Every now and then, authentication technology rears its head in the national consciousness. Last month was such a time, with front page and headline coverage of Apple’s announcement that its two new iPhone models contain fingerprint security scanners – Telegraph, Apple iPhone 5S and 5C: fingerprint sensor and plastic make iPhone 5 debut. Are we finally looking at the much anticipated death knell for traditional passwords and PINs?
There can be no doubt that the introduction of biometrics to secure access to smart phones raises the bar for personal security. The technology brings the potential to not only protect access to the phone and apps directly associated with the phone, but also opens up the prospect of strong authentication to a plethora of third party services accessed from the phone, regular PC or even in person, such as home banking, e-commerce and in-store purchases. In the context of BYOD, strong (free) authentication could elevate the phone to a corporate ally rather than a threat.
However, before we all get too excited, we should remember that security is about swords and shields. Bigger shields lead to bigger swords. While we’ve all been waiting for stronger authentication technologies to hit the mass market, the industry has been forced to deal with smarter and more determined attackers. To date, we’ve been constrained by the relative weakness of passwords - not a particularly impressive shield. As a result there has been a huge investment in behavioural analytics and risk based authentication, layering on other defences that strengthen the overall picture. This approach acknowledges that strong authentication is about identifying a person in the context of what they are trying to do, not just proving the validity of the token they are holding. Of course, the more sensitive the information to which they are trying to gain access, the more stringent the access controls will be.

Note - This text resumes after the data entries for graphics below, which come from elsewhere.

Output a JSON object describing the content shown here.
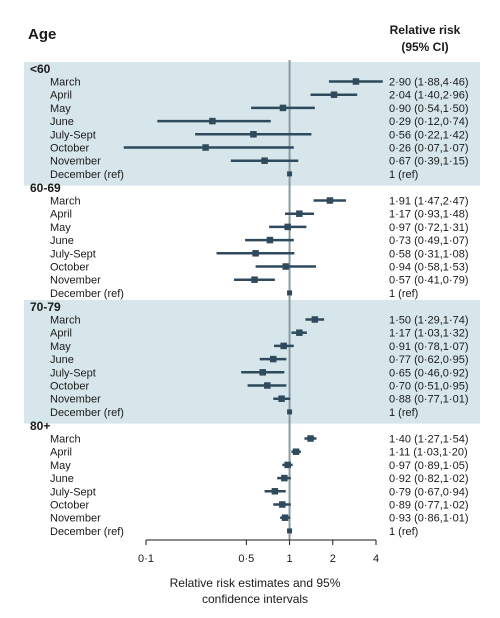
{
  "chart_data": {
    "type": "forest",
    "header_left": "Age",
    "header_right_line1": "Relative risk",
    "header_right_line2": "(95% CI)",
    "xlabel_line1": "Relative risk estimates and 95%",
    "xlabel_line2": "confidence intervals",
    "x_scale": "log",
    "xlim": [
      0.1,
      4
    ],
    "x_ticks": [
      {
        "value": 0.1,
        "label": "0·1"
      },
      {
        "value": 0.5,
        "label": "0·5"
      },
      {
        "value": 1,
        "label": "1"
      },
      {
        "value": 2,
        "label": "2"
      },
      {
        "value": 4,
        "label": "4"
      }
    ],
    "reference_line": 1,
    "colors": {
      "marker": "#2f4a5c",
      "shade": "#d6e6ea",
      "ref_line": "#8a9aa3",
      "axis": "#1a1a1a"
    },
    "groups": [
      {
        "name": "<60",
        "shaded": true,
        "rows": [
          {
            "label": "March",
            "rr": 2.9,
            "lo": 1.88,
            "hi": 4.46,
            "text": "2·90 (1·88,4·46)"
          },
          {
            "label": "April",
            "rr": 2.04,
            "lo": 1.4,
            "hi": 2.96,
            "text": "2·04 (1·40,2·96)"
          },
          {
            "label": "May",
            "rr": 0.9,
            "lo": 0.54,
            "hi": 1.5,
            "text": "0·90 (0·54,1·50)"
          },
          {
            "label": "June",
            "rr": 0.29,
            "lo": 0.12,
            "hi": 0.74,
            "text": "0·29 (0·12,0·74)"
          },
          {
            "label": "July-Sept",
            "rr": 0.56,
            "lo": 0.22,
            "hi": 1.42,
            "text": "0·56 (0·22,1·42)"
          },
          {
            "label": "October",
            "rr": 0.26,
            "lo": 0.07,
            "hi": 1.07,
            "text": "0·26 (0·07,1·07)"
          },
          {
            "label": "November",
            "rr": 0.67,
            "lo": 0.39,
            "hi": 1.15,
            "text": "0·67 (0·39,1·15)"
          },
          {
            "label": "December (ref)",
            "rr": 1,
            "lo": 1,
            "hi": 1,
            "text": "1 (ref)"
          }
        ]
      },
      {
        "name": "60-69",
        "shaded": false,
        "rows": [
          {
            "label": "March",
            "rr": 1.91,
            "lo": 1.47,
            "hi": 2.47,
            "text": "1·91 (1·47,2·47)"
          },
          {
            "label": "April",
            "rr": 1.17,
            "lo": 0.93,
            "hi": 1.48,
            "text": "1·17 (0·93,1·48)"
          },
          {
            "label": "May",
            "rr": 0.97,
            "lo": 0.72,
            "hi": 1.31,
            "text": "0·97 (0·72,1·31)"
          },
          {
            "label": "June",
            "rr": 0.73,
            "lo": 0.49,
            "hi": 1.07,
            "text": "0·73 (0·49,1·07)"
          },
          {
            "label": "July-Sept",
            "rr": 0.58,
            "lo": 0.31,
            "hi": 1.08,
            "text": "0·58 (0·31,1·08)"
          },
          {
            "label": "October",
            "rr": 0.94,
            "lo": 0.58,
            "hi": 1.53,
            "text": "0·94 (0·58,1·53)"
          },
          {
            "label": "November",
            "rr": 0.57,
            "lo": 0.41,
            "hi": 0.79,
            "text": "0·57 (0·41,0·79)"
          },
          {
            "label": "December (ref)",
            "rr": 1,
            "lo": 1,
            "hi": 1,
            "text": "1 (ref)"
          }
        ]
      },
      {
        "name": "70-79",
        "shaded": true,
        "rows": [
          {
            "label": "March",
            "rr": 1.5,
            "lo": 1.29,
            "hi": 1.74,
            "text": "1·50 (1·29,1·74)"
          },
          {
            "label": "April",
            "rr": 1.17,
            "lo": 1.03,
            "hi": 1.32,
            "text": "1·17 (1·03,1·32)"
          },
          {
            "label": "May",
            "rr": 0.91,
            "lo": 0.78,
            "hi": 1.07,
            "text": "0·91 (0·78,1·07)"
          },
          {
            "label": "June",
            "rr": 0.77,
            "lo": 0.62,
            "hi": 0.95,
            "text": "0·77 (0·62,0·95)"
          },
          {
            "label": "July-Sept",
            "rr": 0.65,
            "lo": 0.46,
            "hi": 0.92,
            "text": "0·65 (0·46,0·92)"
          },
          {
            "label": "October",
            "rr": 0.7,
            "lo": 0.51,
            "hi": 0.95,
            "text": "0·70 (0·51,0·95)"
          },
          {
            "label": "November",
            "rr": 0.88,
            "lo": 0.77,
            "hi": 1.01,
            "text": "0·88 (0·77,1·01)"
          },
          {
            "label": "December (ref)",
            "rr": 1,
            "lo": 1,
            "hi": 1,
            "text": "1 (ref)"
          }
        ]
      },
      {
        "name": "80+",
        "shaded": false,
        "rows": [
          {
            "label": "March",
            "rr": 1.4,
            "lo": 1.27,
            "hi": 1.54,
            "text": "1·40 (1·27,1·54)"
          },
          {
            "label": "April",
            "rr": 1.11,
            "lo": 1.03,
            "hi": 1.2,
            "text": "1·11 (1·03,1·20)"
          },
          {
            "label": "May",
            "rr": 0.97,
            "lo": 0.89,
            "hi": 1.05,
            "text": "0·97 (0·89,1·05)"
          },
          {
            "label": "June",
            "rr": 0.92,
            "lo": 0.82,
            "hi": 1.02,
            "text": "0·92 (0·82,1·02)"
          },
          {
            "label": "July-Sept",
            "rr": 0.79,
            "lo": 0.67,
            "hi": 0.94,
            "text": "0·79 (0·67,0·94)"
          },
          {
            "label": "October",
            "rr": 0.89,
            "lo": 0.77,
            "hi": 1.02,
            "text": "0·89 (0·77,1·02)"
          },
          {
            "label": "November",
            "rr": 0.93,
            "lo": 0.86,
            "hi": 1.01,
            "text": "0·93 (0·86,1·01)"
          },
          {
            "label": "December (ref)",
            "rr": 1,
            "lo": 1,
            "hi": 1,
            "text": "1 (ref)"
          }
        ]
      }
    ]
  }
}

The introduction of context in the decision making process for authentication raises some interesting issues about data protection. Personal information in the form of behavioural data, preferences, location, role and entitlements are all rich pickings and have value for attacking other systems as well as providing useful input into social engineering attacks. All this data needs protecting and the decision processes themselves that access that data must be locked down.
Today’s password authentication systems have shown themselves to be rather poor at protecting the passwords they rely on. In more sophisticated adaptive authentication schemes, the burden of data protection will be greater still and the arrival of biometrics will raise the bar even higher for back-end security.